Ils ont troqué les tambours en peau contre des synthétiseurs et remplacé les chants de gorge par le slam: une poignée de jeunes autochtones canadiens réinventent la musique des «Premières Nations», composant du rap, de la pop ou du reggae teintés d'accents et de préoccupations qui ne dépassent que rarement les frontières des réserves.

«On est capables de rester vrais, même si on ne porte plus de plumes !», lance Samian dans son tube «La Paix des braves» avec une verve et une gestuelle dignes des rappeurs américains ou français. Premier rappeur à chanter dans une langue autochtone, ce jeune Algonquin né dans une réserve du nord du Québec est, avec la chanteuse inuit Elisapie Isaac, l'une des deux figures de proue de la nouvelle musique autochtone canadienne.

«Une nouvelle génération avec de nouvelles formes d'expresssion où l'oralité est extrêmement importante», commente pour l'AFP André Dudemaine, président de Présence Autochtone, festival qui depuis vingt ans met à l'honneur la culture amérindienne.

Du chanteur de reggae Shauit, originaire d'une communauté d'Innus de la côte nord du Golfe du Saint-Laurent, au DJ Madeskimo, qui vient du territoire inuit du Nunavut (nord), en passant par la doyenne Buffy Sainte-Marie, une chanteuse folk née dans une réserve de Saskatchewan (centre), tous les styles sont concernés.

«Ce sont des jeunes qui ont une culture plus métissée et qui permettent de mieux faire le pont entre l'expression des Premières nations (Indiens, métis, Inuits) et le vaste auditoire canadien», souligne M. Dudemaine.

«On a plus accès à ce qui est moderne et on aime vraiment ça, dit à l'AFP Elisapie Isaac. On commence à s'exprimer artistiquement, pas juste avec les petites sculptures... l'art est vraiment en train de bouger».

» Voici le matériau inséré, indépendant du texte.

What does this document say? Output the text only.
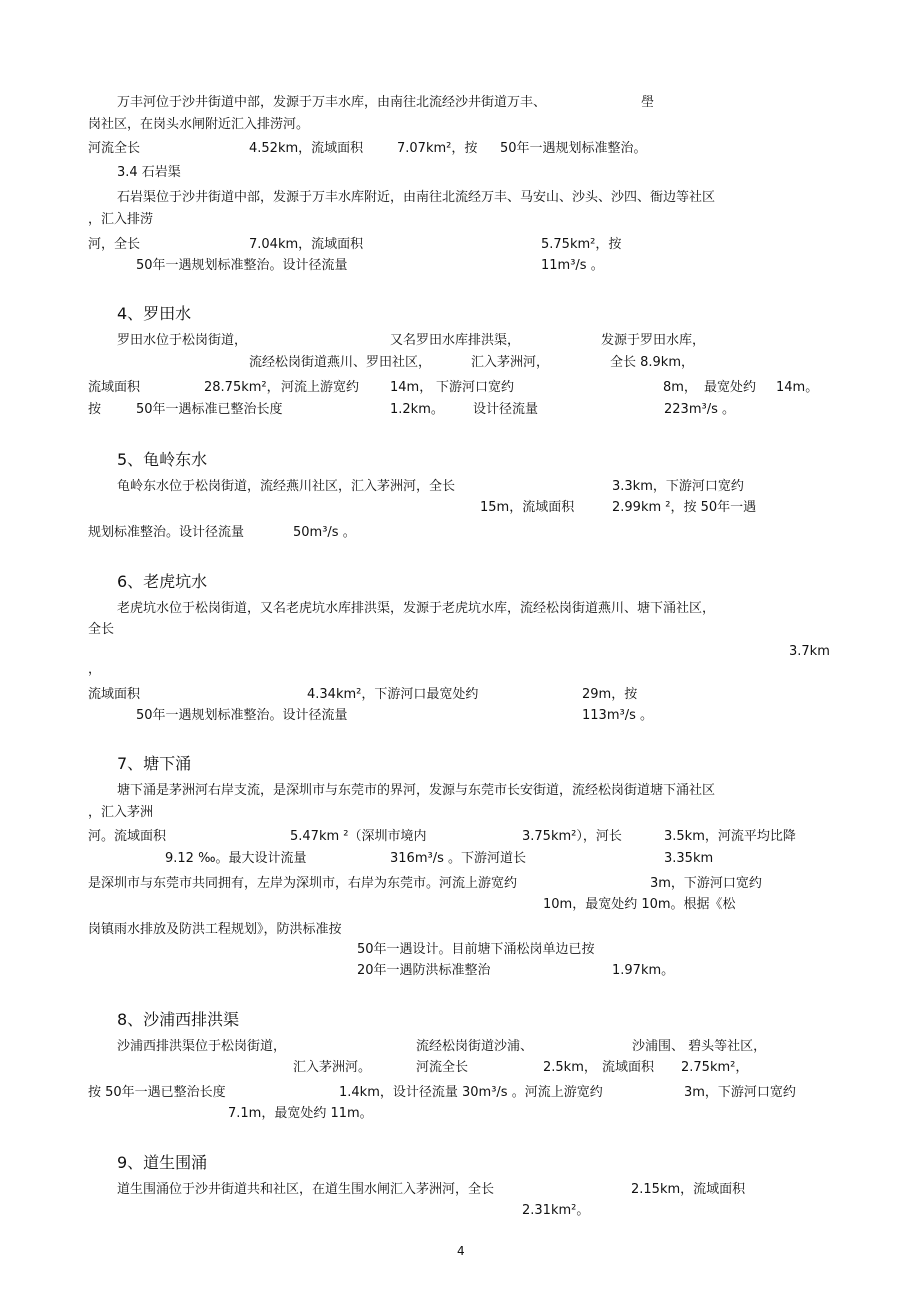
万丰河位于沙井街道中部，发源于万丰水库，由南往北流经沙井街道万丰、	壆
岗社区，在岗头水闸附近汇入排涝河。
河流全长	4.52km，流域面积	7.07km²，按 50年一遇规划标准整治。
3.4 石岩渠
石岩渠位于沙井街道中部，发源于万丰水库附近，由南往北流经万丰、马安山、沙头、沙四、衙边等社区
，汇入排涝
河，全长	7.04km，流域面积	5.75km²，按
50年一遇规划标准整治。设计径流量	11m³/s 。
4、罗田水
罗田水位于松岗街道，	又名罗田水库排洪渠，	发源于罗田水库，
流经松岗街道燕川、罗田社区，	汇入茅洲河，	全长 8.9km，
流域面积	28.75km²， 河流上游宽约 14m， 下游河口宽约	8m， 最宽处约 14m。
按	50年一遇标准已整治长度	1.2km。 设计径流量	223m³/s 。
5、龟岭东水
龟岭东水位于松岗街道，流经燕川社区，汇入茅洲河，全长	3.3km，下游河口宽约
15m，流域面积	2.99km ²，按 50年一遇
规划标准整治。设计径流量	50m³/s 。
6、老虎坑水
老虎坑水位于松岗街道，又名老虎坑水库排洪渠，发源于老虎坑水库，流经松岗街道燕川、塘下涌社区，
全长
3.7km
，
流域面积	4.34km²，下游河口最宽处约	29m，按
50年一遇规划标准整治。设计径流量	113m³/s 。
7、塘下涌
塘下涌是茅洲河右岸支流，是深圳市与东莞市的界河，发源与东莞市长安街道，流经松岗街道塘下涌社区
，汇入茅洲
河。流域面积	5.47km ²（深圳市境内	3.75km²），河长	3.5km，河流平均比降
9.12 ‰。最大设计流量	316m³/s 。下游河道长	3.35km
是深圳市与东莞市共同拥有，左岸为深圳市，右岸为东莞市。河流上游宽约	3m，下游河口宽约
10m，最宽处约 10m。根据《松
岗镇雨水排放及防洪工程规划》，防洪标准按
50年一遇设计。目前塘下涌松岗单边已按
20年一遇防洪标准整治	1.97km。
8、沙浦西排洪渠
沙浦西排洪渠位于松岗街道，	流经松岗街道沙浦、	沙浦围、 碧头等社区，
汇入茅洲河。	河流全长	2.5km， 流域面积 2.75km²，
按 50年一遇已整治长度	1.4km，设计径流量 30m³/s 。河流上游宽约	3m，下游河口宽约
7.1m，最宽处约 11m。
9、道生围涌
道生围涌位于沙井街道共和社区，在道生围水闸汇入茅洲河，全长	2.15km，流域面积
2.31km²。
4
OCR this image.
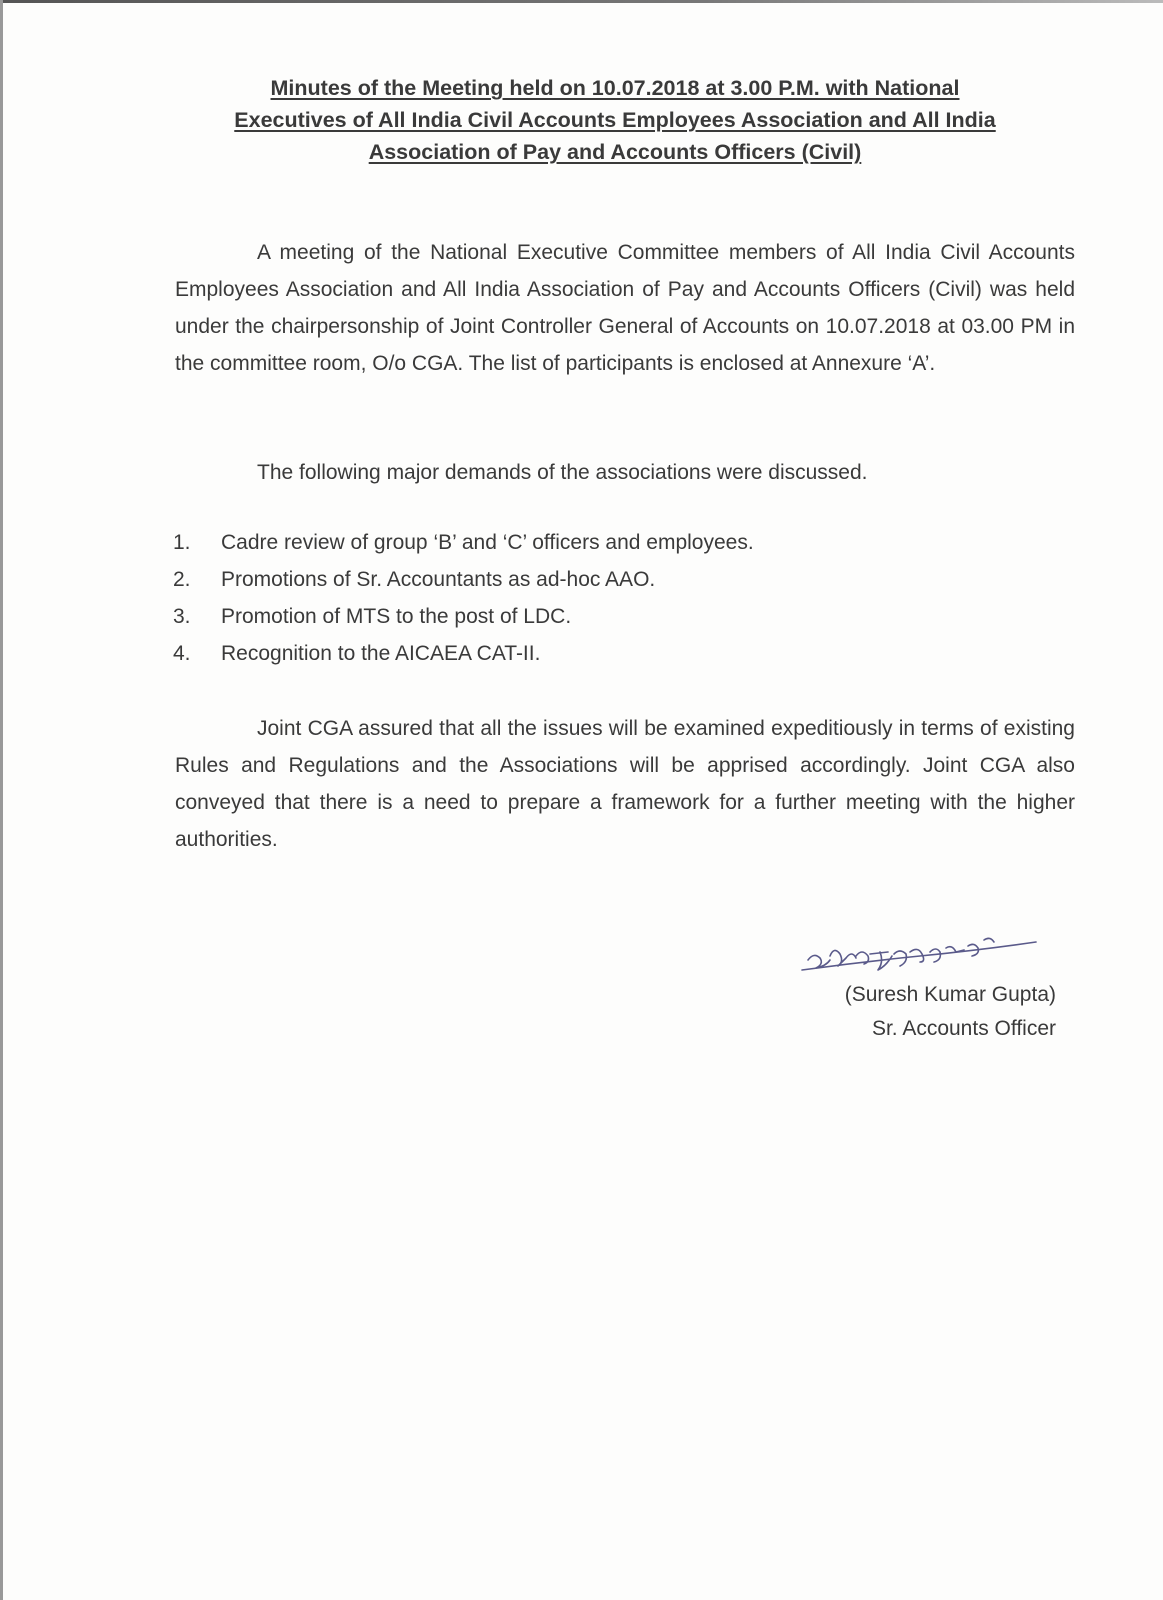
Minutes of the Meeting held on 10.07.2018 at 3.00 P.M. with National
Executives of All India Civil Accounts Employees Association and All India
Association of Pay and Accounts Officers (Civil)
A meeting of the National Executive Committee members of All India Civil Accounts Employees Association and All India Association of Pay and Accounts Officers (Civil) was held under the chairpersonship of Joint Controller General of Accounts on 10.07.2018 at 03.00 PM in the committee room, O/o CGA. The list of participants is enclosed at Annexure ‘A’.
The following major demands of the associations were discussed.
1.	Cadre review of group ‘B’ and ‘C’ officers and employees.
2.	Promotions of Sr. Accountants as ad-hoc AAO.
3.	Promotion of MTS to the post of LDC.
4.	Recognition to the AICAEA CAT-II.
Joint CGA assured that all the issues will be examined expeditiously in terms of existing Rules and Regulations and the Associations will be apprised accordingly. Joint CGA also conveyed that there is a need to prepare a framework for a further meeting with the higher authorities.
(Suresh Kumar Gupta)
Sr. Accounts Officer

Nés dans des communautés extrêmement isolées, Samian et Elisapie Isaac n'ont pratiqué aucun instrument pendant leur jeunesse. C'est en écoutant des artistes occidentaux qu'ils se sont fait l'oreille et ont développé leur style.

«Je m'identifie plus au rap français, celui qui vient des banlieues... c'est la même affaire que ce qui se passe ici dans les réserves», dit Samian, confiant apprécier Abd Al Malik, Kery James et Grand Corps Malade.

Retiré à sa mère à 8 ans, Samian a été séparé de ses soeurs et placé chez un prêtre blanc, où il ne parlait plus la langue de ses ancêtres. Ecrire en Algonquin n'est pas évident pour lui: «Je demande souvent à ma grand-mère de m'aider, par téléphone ou par Internet».

Pour sa part, Elisapie Isaac a écouté avec passion du jazz pendant sa jeunesse passée au village arctique de Salluit. Elle réalise en 2001 son premier album Taïma. Les chansons aux rythmes lents et aux paroles françaises et inuktitut (la langue des Inuits) narrent la vie de nomades des Inuits, tout en conservant une facture «moderne».

Dans «There will be stars», sorti ce mois-ci au Canada, la belle Inuit adopte un ton résolument plus jazz, voire groove, entourée de violons, guitares, basses, synthés et percussions.

«Les Inuits n'entendent jamais ces façons de jouer avec les mots, c'est un peu épeurant», confie-t-elle. «Je fais des chansons d'amour super charnelles et sensuelles: les femmes inuits ne parlent jamais comme ça!»

L'émergence de ces artistes «va créer un sentiment de fierté chez les Premières Nations et va avoir un effet positif sur le goût d'apprendre ou de parler leur propre langue», croit André Dudemaine.

Encore faut-il que les radios veuillent bien passer leurs chansons.

Car bien que le Canada compte près de 1,3 million d'autochtones, sur 33 millions d'habitants, aucun quota obligatoire n'est prévu pour leur musique, comme c'est le cas pour les francophones.

Si bien que leurs chansons se retrouvent souvent dans la rubrique «musique du monde».